The Central Electricity Regulatory Commission (CERC) has officially notified the CERC (Terms and Conditions for Renewable Energy Certificates for Renewable Energy Generation) (First Amendment) Regulations, 2026. This amendment, which came into force on March 24, 2026, represents a significant overhaul of the REC framework to align with India’s evolving energy transition goals and the newly established Renewable Consumption Obligation (RCO).
Key Structural Changes:
- Expansion of Eligibility for Captive Plants: In a major relief for the C&I segment, the eligibility criteria under Regulation 4 have been widened. Captive generating stations that do not meet the specific “Captive” requirements under the Electricity Rules, 2005 (often due to shareholding complexities), but still consume self-generated renewable energy, are now eligible to participate in the REC mechanism. This allows these entities to monetize their green attributes through certificates.
- Institutionalization of Virtual PPAs (VPPAs): For the first time, a dedicated framework for VPPAs has been established under Regulation 14A. VPPAs are purely financial contracts where the physical electricity is not exchanged, but the “greenness” is. Under this new rule, RECs generated from VPPA projects will be automatically transferred to the consumer to meet their RPO or RCO.
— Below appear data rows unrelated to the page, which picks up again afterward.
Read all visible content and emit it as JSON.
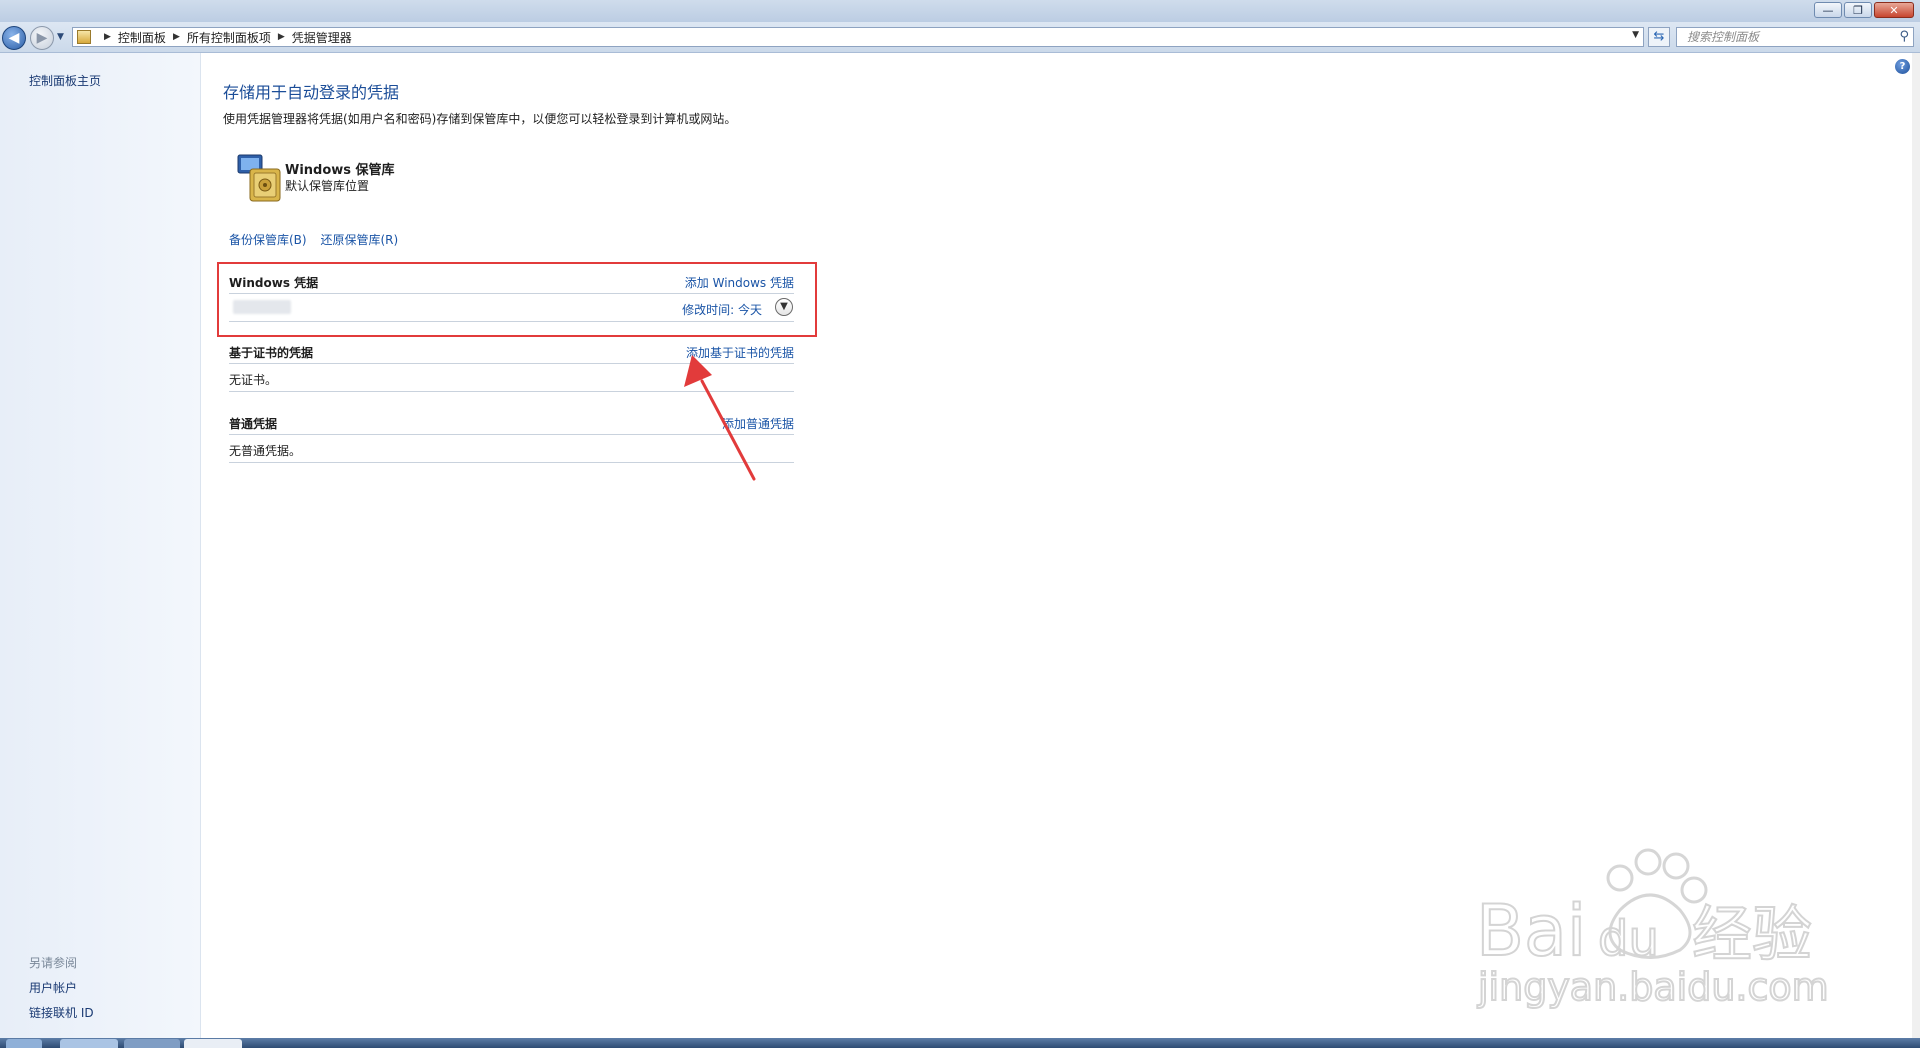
{
  "window": {
    "minimize_label": "—",
    "restore_label": "❐",
    "close_label": "✕"
  },
  "address_bar": {
    "breadcrumbs": [
      "控制面板",
      "所有控制面板项",
      "凭据管理器"
    ],
    "search_placeholder": "搜索控制面板"
  },
  "sidebar": {
    "home_link": "控制面板主页",
    "see_also_heading": "另请参阅",
    "links": [
      "用户帐户",
      "链接联机 ID"
    ]
  },
  "main": {
    "title": "存储用于自动登录的凭据",
    "description": "使用凭据管理器将凭据(如用户名和密码)存储到保管库中，以便您可以轻松登录到计算机或网站。",
    "vault": {
      "name": "Windows 保管库",
      "subtitle": "默认保管库位置"
    },
    "actions": {
      "backup": "备份保管库(B)",
      "restore": "还原保管库(R)"
    },
    "sections": [
      {
        "title": "Windows 凭据",
        "action": "添加 Windows 凭据",
        "entry_modified": "修改时间:  今天"
      },
      {
        "title": "基于证书的凭据",
        "action": "添加基于证书的凭据",
        "empty": "无证书。"
      },
      {
        "title": "普通凭据",
        "action": "添加普通凭据",
        "empty": "无普通凭据。"
      }
    ]
  },
  "watermark": {
    "brand": "Baidu经验",
    "url": "jingyan.baidu.com"
  },
  "colors": {
    "link": "#1a54a6",
    "title": "#1b4d98",
    "highlight": "#e23b3b",
    "arrow": "#e23b3b"
  }
}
- The New Multiplier Regime: To incentivize high-cost or emerging technologies, CERC has introduced a technology-specific multiplier:
- Solar & Onshore Wind: 1.0 multiplier.
- Renewable Hybrid Projects: 1.5 multiplier.
- Battery Energy Storage (BESS) & Pumped Hydro: 3.0 multiplier (reflecting their role in grid stability).
- Offshore Wind: 4.0 multiplier.
- Strict Issuance Timelines: Distribution licensees and Open Access consumers must now apply for REC issuance within three months of the State Commission’s certification of excess RE procurement. Failure to meet this window will result in the forfeiture of certificates for that period.
This amendment bridges the gap between the physical electricity markets and the Indian Carbon Market (ICM), ensuring that every unit of green power generated—whether physically consumed or financially contracted—can be accurately tracked and monetized.